In the process the unremarkable will be made astonishing. The wife of a womanizer who didn't know and then forgave! The brilliant helpmate with her own ambitions! The public servant who wanted to make some big bucks from a book! Be still, my heart! Television pundits suggested that this is designed to abet Senator Clinton's push toward the presidency, as though writing a memoir was a nefarious plot to circumvent the usual sterling-silver process of phony ads and staged debates.

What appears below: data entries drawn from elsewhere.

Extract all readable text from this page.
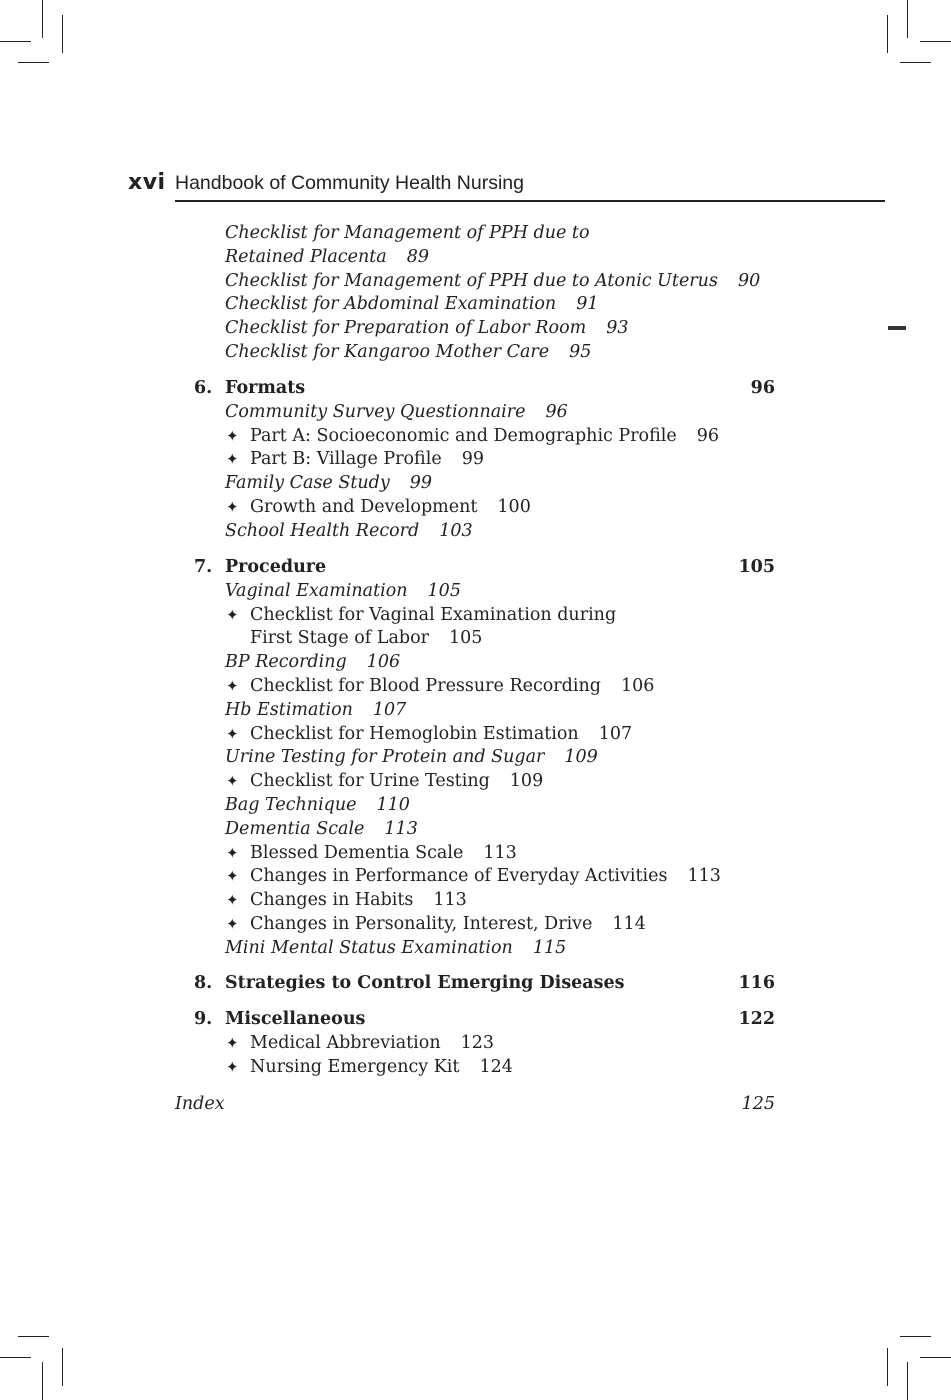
xvi Handbook of Community Health Nursing
Checklist for Management of PPH due to
Retained Placenta 89
Checklist for Management of PPH due to Atonic Uterus 90
Checklist for Abdominal Examination 91
Checklist for Preparation of Labor Room 93
Checklist for Kangaroo Mother Care 95
6. Formats	96
Community Survey Questionnaire 96
✦ Part A: Socioeconomic and Demographic Profile 96
✦ Part B: Village Profile 99
Family Case Study 99
✦ Growth and Development 100
School Health Record 103
7. Procedure	105
Vaginal Examination 105
✦ Checklist for Vaginal Examination during
First Stage of Labor 105
BP Recording 106
✦ Checklist for Blood Pressure Recording 106
Hb Estimation 107
✦ Checklist for Hemoglobin Estimation 107
Urine Testing for Protein and Sugar 109
✦ Checklist for Urine Testing 109
Bag Technique 110
Dementia Scale 113
✦ Blessed Dementia Scale 113
✦ Changes in Performance of Everyday Activities 113
✦ Changes in Habits 113
✦ Changes in Personality, Interest, Drive 114
Mini Mental Status Examination 115
8. Strategies to Control Emerging Diseases	116
9. Miscellaneous	122
✦ Medical Abbreviation 123
✦ Nursing Emergency Kit 124
Index	125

So let me get this straight: a former First Lady wants to write a personal history that casts her in a positive light, just as virtually every First Lady has done before her. And a woman who has given some of the best years of her life to public service when she could have been making a mint in the private sector, who has shown time and time again that she has a sophisticated grasp of national issues, who was overwhelmingly elected against all odds to the Senate, may want to run for president.
Where's the problem?
The most interesting development is that there isn't any problem, at least for many Americans. A Gallup poll last week in USA Today showed that almost two out of three considered Senator Clinton honest and trustworthy, as well as warm and friendly, while a whopping 93 percent think of her as intelligent. And a story in The New York Times last year quoted her astonished Republican Senate colleagues on how pleasant and collegial the artist formerly known as the virago of Pennsylvania Avenue was once you got to know her.

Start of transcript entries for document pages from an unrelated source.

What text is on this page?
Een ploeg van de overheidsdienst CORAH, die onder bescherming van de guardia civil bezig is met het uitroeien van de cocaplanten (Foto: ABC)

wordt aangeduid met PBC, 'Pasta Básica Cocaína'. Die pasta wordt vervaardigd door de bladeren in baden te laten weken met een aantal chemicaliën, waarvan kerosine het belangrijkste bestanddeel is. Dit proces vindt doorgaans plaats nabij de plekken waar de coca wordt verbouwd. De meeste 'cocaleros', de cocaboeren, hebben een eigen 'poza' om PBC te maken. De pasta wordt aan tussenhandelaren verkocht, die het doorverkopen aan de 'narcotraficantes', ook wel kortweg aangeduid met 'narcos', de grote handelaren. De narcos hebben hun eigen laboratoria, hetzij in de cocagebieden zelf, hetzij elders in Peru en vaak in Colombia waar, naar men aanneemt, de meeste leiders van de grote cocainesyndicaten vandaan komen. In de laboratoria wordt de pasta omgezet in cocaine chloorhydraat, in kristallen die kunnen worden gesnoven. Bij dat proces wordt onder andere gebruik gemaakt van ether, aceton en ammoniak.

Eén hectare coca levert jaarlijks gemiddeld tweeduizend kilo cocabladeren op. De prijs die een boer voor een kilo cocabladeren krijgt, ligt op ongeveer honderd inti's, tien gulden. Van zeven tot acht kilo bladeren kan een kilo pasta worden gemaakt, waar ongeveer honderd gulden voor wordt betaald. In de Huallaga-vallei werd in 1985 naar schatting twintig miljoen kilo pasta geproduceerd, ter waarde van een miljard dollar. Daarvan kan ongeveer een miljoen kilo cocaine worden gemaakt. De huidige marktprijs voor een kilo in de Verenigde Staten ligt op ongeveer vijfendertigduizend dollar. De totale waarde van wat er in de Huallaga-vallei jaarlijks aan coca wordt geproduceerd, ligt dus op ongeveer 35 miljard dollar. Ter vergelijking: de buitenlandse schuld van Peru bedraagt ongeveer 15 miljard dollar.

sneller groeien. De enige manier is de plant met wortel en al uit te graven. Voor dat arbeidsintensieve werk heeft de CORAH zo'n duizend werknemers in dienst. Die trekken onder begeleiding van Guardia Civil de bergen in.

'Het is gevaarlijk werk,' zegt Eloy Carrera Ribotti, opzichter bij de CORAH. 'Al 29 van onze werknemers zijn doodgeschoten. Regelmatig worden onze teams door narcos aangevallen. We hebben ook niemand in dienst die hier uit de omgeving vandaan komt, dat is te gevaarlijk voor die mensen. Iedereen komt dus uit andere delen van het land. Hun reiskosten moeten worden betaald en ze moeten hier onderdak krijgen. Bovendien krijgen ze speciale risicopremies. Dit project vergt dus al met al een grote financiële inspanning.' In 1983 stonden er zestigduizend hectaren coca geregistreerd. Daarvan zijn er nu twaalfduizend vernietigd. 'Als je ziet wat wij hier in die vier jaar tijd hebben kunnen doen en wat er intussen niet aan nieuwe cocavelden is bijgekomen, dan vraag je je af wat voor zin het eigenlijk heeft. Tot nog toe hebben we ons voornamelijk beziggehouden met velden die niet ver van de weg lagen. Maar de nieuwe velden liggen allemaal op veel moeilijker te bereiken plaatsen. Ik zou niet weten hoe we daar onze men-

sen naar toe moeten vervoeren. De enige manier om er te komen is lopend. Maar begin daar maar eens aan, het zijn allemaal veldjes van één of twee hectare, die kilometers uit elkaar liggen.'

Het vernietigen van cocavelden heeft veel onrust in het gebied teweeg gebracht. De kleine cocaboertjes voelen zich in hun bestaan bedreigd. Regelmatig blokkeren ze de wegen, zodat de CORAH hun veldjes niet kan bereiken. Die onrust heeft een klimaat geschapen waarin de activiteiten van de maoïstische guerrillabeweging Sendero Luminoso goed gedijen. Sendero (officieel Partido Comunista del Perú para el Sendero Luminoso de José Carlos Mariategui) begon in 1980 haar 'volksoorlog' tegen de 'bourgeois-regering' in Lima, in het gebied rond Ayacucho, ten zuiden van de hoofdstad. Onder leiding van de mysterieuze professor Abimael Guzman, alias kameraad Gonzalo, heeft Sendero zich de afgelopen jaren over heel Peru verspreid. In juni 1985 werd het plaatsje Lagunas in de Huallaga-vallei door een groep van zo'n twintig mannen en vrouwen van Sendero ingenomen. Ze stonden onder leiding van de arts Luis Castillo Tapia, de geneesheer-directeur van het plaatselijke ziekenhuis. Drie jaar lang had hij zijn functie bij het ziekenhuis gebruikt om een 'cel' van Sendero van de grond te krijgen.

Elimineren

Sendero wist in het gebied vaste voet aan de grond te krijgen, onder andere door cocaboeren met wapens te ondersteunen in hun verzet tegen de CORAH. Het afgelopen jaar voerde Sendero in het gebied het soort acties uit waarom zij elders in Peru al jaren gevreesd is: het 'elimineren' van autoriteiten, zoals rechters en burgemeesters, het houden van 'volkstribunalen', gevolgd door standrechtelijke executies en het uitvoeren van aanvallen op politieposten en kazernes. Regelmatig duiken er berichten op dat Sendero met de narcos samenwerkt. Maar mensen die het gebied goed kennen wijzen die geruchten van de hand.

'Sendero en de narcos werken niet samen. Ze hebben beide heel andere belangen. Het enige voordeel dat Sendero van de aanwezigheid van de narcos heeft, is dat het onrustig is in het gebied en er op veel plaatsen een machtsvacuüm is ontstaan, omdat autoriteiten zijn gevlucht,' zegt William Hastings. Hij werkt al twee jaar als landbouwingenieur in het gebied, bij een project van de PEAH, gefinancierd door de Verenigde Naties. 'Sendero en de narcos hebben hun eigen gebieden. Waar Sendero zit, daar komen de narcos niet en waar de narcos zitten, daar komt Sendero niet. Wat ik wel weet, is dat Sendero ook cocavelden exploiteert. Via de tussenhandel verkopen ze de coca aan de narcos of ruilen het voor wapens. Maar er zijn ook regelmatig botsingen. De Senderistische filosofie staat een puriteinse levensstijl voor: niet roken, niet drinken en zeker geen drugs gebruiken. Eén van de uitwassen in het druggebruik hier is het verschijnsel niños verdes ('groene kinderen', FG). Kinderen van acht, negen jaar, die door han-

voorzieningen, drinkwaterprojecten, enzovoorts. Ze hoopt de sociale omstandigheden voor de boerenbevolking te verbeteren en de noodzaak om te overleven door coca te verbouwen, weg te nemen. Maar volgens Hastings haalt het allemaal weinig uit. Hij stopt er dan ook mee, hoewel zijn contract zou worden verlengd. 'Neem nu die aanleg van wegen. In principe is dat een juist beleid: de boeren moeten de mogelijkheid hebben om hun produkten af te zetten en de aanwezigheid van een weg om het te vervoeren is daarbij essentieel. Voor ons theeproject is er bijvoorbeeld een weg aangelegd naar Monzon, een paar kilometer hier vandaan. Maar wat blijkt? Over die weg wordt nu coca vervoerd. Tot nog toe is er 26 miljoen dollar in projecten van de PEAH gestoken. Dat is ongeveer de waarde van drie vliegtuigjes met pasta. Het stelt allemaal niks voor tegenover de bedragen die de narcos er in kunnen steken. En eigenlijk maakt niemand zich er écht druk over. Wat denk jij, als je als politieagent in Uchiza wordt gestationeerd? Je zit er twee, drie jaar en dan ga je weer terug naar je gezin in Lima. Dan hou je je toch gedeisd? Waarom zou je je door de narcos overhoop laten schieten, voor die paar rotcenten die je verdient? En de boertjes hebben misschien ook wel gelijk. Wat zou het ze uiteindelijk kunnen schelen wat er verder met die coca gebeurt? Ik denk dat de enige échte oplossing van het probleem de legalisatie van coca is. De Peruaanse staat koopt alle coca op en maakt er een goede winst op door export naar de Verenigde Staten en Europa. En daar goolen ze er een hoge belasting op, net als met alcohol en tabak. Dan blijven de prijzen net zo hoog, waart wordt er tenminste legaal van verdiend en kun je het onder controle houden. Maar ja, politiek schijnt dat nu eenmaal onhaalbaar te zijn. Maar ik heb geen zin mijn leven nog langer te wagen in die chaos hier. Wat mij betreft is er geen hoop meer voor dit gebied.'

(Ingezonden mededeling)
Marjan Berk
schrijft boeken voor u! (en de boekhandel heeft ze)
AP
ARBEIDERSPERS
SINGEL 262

"What a surprise, right?" the senator herself said with her piano-key smile at a charity event not long afterward.
Those still behind the curve on the demonization front fall largely into two groups: the right wing and the media. Maybe that's because Hillary has never fit easily into the boxes convention and custom create for women. She tacked on her husband's surname, and she messed around with her hair, but she couldn't hide the fact that she was smarter and more ambitious than most people. If she were male, both those qualities might have been seen as commonplace. No excuse, just fact. Being called opinionated when we have opinions, feisty when we're angry, bossy when we're assertive. Deal with it. That's what Hillary has done, big time.
Unlike Martha Stewart, the other smart blonde on the hot seat last week, Hillary didn't present a convincing facade. Note well that when Martha pretended to be all about gilding and forced bulbs, people loved her. When it became clear that behind the work shirt was a sharky corporate giant with a ruthless streak as wide as a banquet tablecloth, her approval ratings dropped. Now that she's been nailed to the wall by the Feds (and always use a small piece of masking tape so the plaster won't shatter), there's a sympathy vote. How well the damsel in distress still plays, even if she's accused of insider trading!

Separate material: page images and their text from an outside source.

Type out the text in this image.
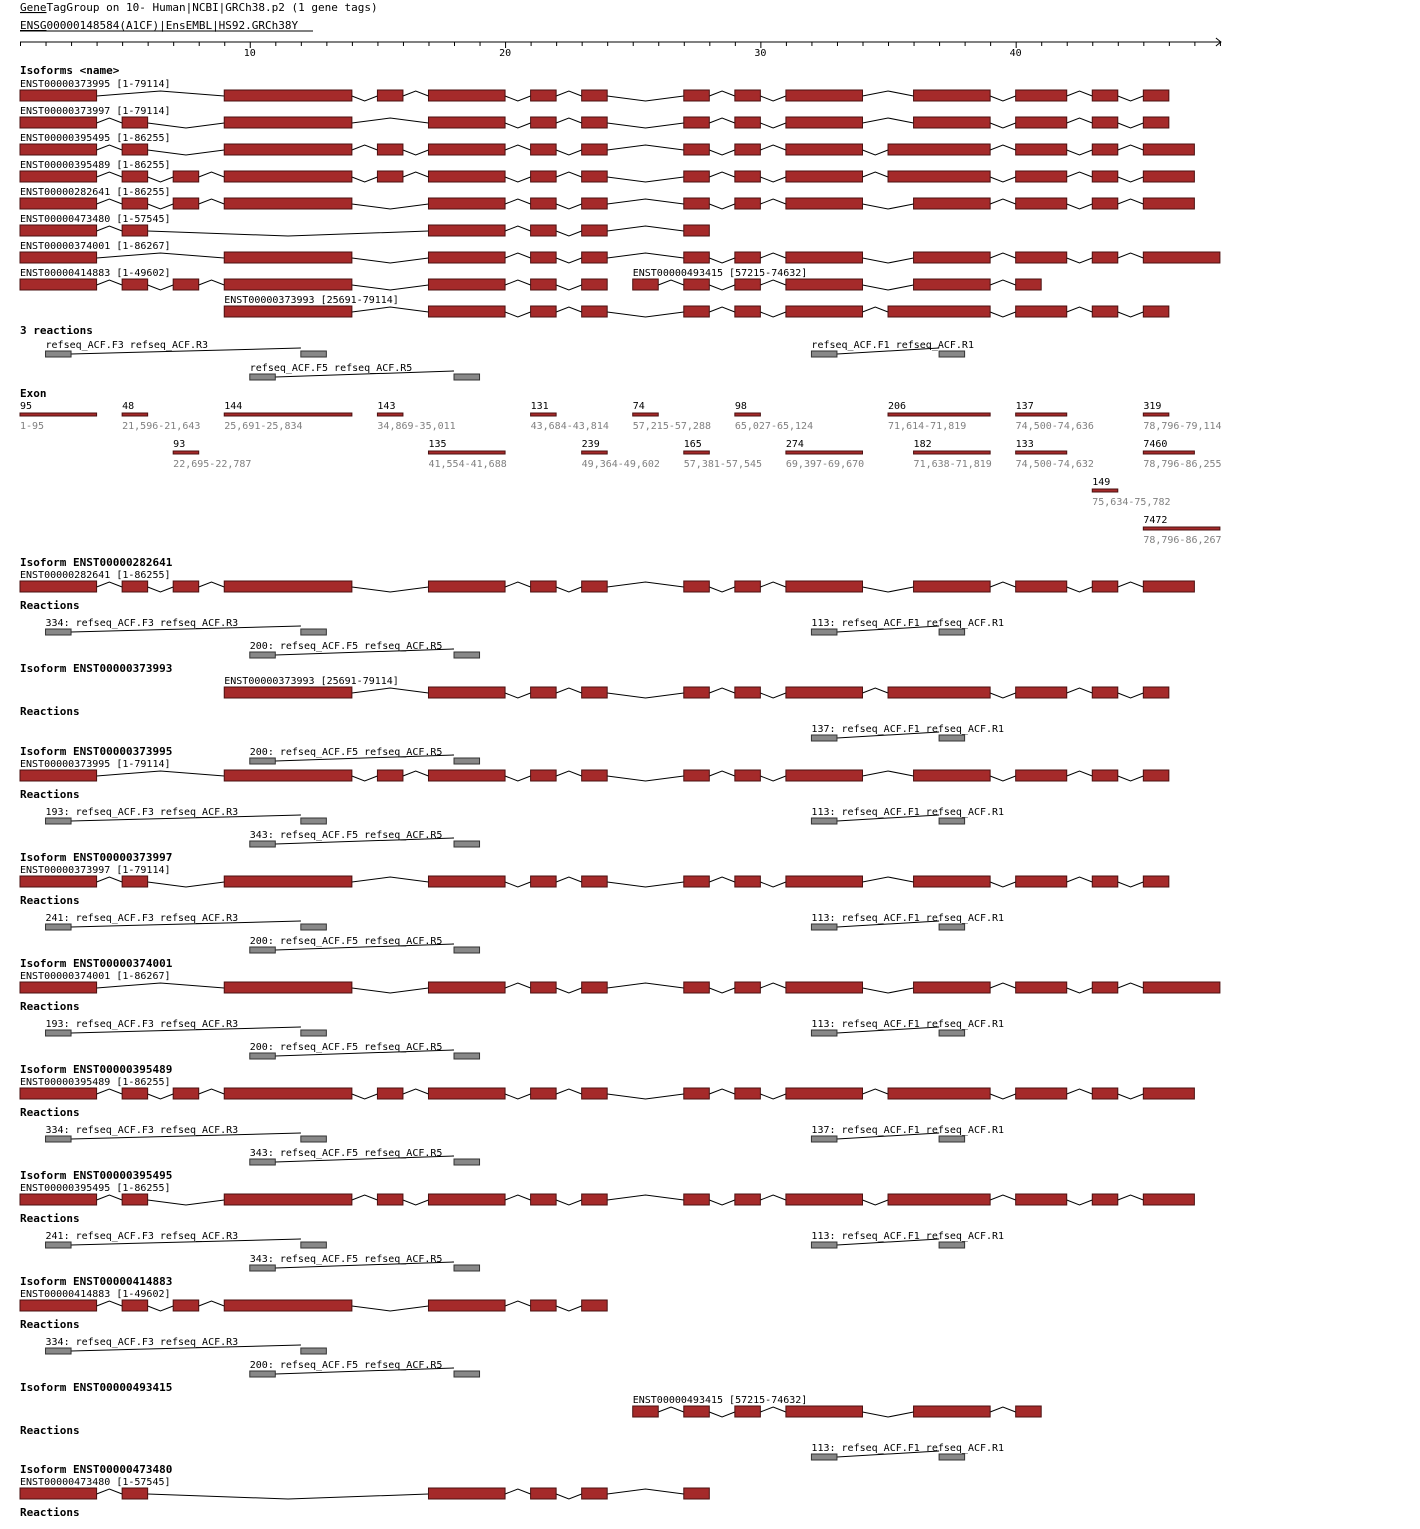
GeneTagGroup on 10- Human|NCBI|GRCh38.p2 (1 gene tags)
ENSG00000148584(A1CF)|EnsEMBL|HS92.GRCh38Y
10	20	30	40
Isoforms <name>
ENST00000373995 [1-79114]
ENST00000373997 [1-79114]
ENST00000395495 [1-86255]
ENST00000395489 [1-86255]
ENST00000282641 [1-86255]
ENST00000473480 [1-57545]
ENST00000374001 [1-86267]
ENST00000414883 [1-49602]	ENST00000493415 [57215-74632]
ENST00000373993 [25691-79114]
3 reactions
refseq_ACF.F3 refseq_ACF.R3	refseq_ACF.F1 refseq_ACF.R1
refseq_ACF.F5 refseq_ACF.R5
Exon
95
1-95
48
21,596-21,643
144
25,691-25,834
143
34,869-35,011
131
43,684-43,814
74
57,215-57,288
98
65,027-65,124
206
71,614-71,819
137
74,500-74,636
319
78,796-79,114
93
22,695-22,787
135
41,554-41,688
239
49,364-49,602
165
57,381-57,545
274
69,397-69,670
182
71,638-71,819
133
74,500-74,632
7460
78,796-86,255
149
75,634-75,782
7472
78,796-86,267
Isoform ENST00000282641
ENST00000282641 [1-86255]
Reactions
334: refseq_ACF.F3 refseq_ACF.R3	113: refseq_ACF.F1 refseq_ACF.R1
200: refseq_ACF.F5 refseq_ACF.R5
Isoform ENST00000373993
ENST00000373993 [25691-79114]
Reactions
200: refseq_ACF.F5 refseq_ACF.R5
137: refseq_ACF.F1 refseq_ACF.R1
Isoform ENST00000373995
ENST00000373995 [1-79114]
Reactions
193: refseq_ACF.F3 refseq_ACF.R3	113: refseq_ACF.F1 refseq_ACF.R1
343: refseq_ACF.F5 refseq_ACF.R5
Isoform ENST00000373997
ENST00000373997 [1-79114]
Reactions
241: refseq_ACF.F3 refseq_ACF.R3	113: refseq_ACF.F1 refseq_ACF.R1
200: refseq_ACF.F5 refseq_ACF.R5
Isoform ENST00000374001
ENST00000374001 [1-86267]
Reactions
193: refseq_ACF.F3 refseq_ACF.R3	113: refseq_ACF.F1 refseq_ACF.R1
200: refseq_ACF.F5 refseq_ACF.R5
Isoform ENST00000395489
ENST00000395489 [1-86255]
Reactions
334: refseq_ACF.F3 refseq_ACF.R3	137: refseq_ACF.F1 refseq_ACF.R1
343: refseq_ACF.F5 refseq_ACF.R5
Isoform ENST00000395495
ENST00000395495 [1-86255]
Reactions
241: refseq_ACF.F3 refseq_ACF.R3	113: refseq_ACF.F1 refseq_ACF.R1
343: refseq_ACF.F5 refseq_ACF.R5
Isoform ENST00000414883
ENST00000414883 [1-49602]
Reactions
334: refseq_ACF.F3 refseq_ACF.R3
200: refseq_ACF.F5 refseq_ACF.R5
Isoform ENST00000493415
ENST00000493415 [57215-74632]
Reactions
113: refseq_ACF.F1 refseq_ACF.R1
Isoform ENST00000473480
ENST00000473480 [1-57545]
Reactions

In distress Hillary has soldiered on, damned if she does and damned if she doesn't, like most powerful women, expected to be tough as nails and warm as toast at the same time. (My favorite reflection of this is the New Yorker cartoon that shows a king and queen in the throne room, with the queen complaining, "Yes, but when a woman beheads someone they call her a bitch!") If she'd left Bill she would have been pilloried; she was pilloried when she stayed. If she'd failed to write about l'affaire Lewinsky, she would have been accused of shortchanging the reader and the publisher. Because she did address the matter in her memoir, it is considered unseemly or political.
"I have created a lot of cognitive dissonance," she once said, and even in those who should know better. During a 1994 interview I asked her skeptically about a much publicized trip she'd made to a Safeway. Weren't the pink sweater and the chat with the produce manager merely a cover-up for a very different sort of woman?
She leaned forward and asked what I had done that morning and what I planned to do that night. Hadn't I taken my kids to school? Wasn't I planning to cook dinner? Was that domestic behavior merely a cover-up for the liberal feminist columnist lurking beneath?
I learned two things that day: not to apply standards to the lives of others that I wouldn't want applied to my own, and not to underestimate Hillary Rodham Clinton. Those two lessons go on sale in bookstores across America this week.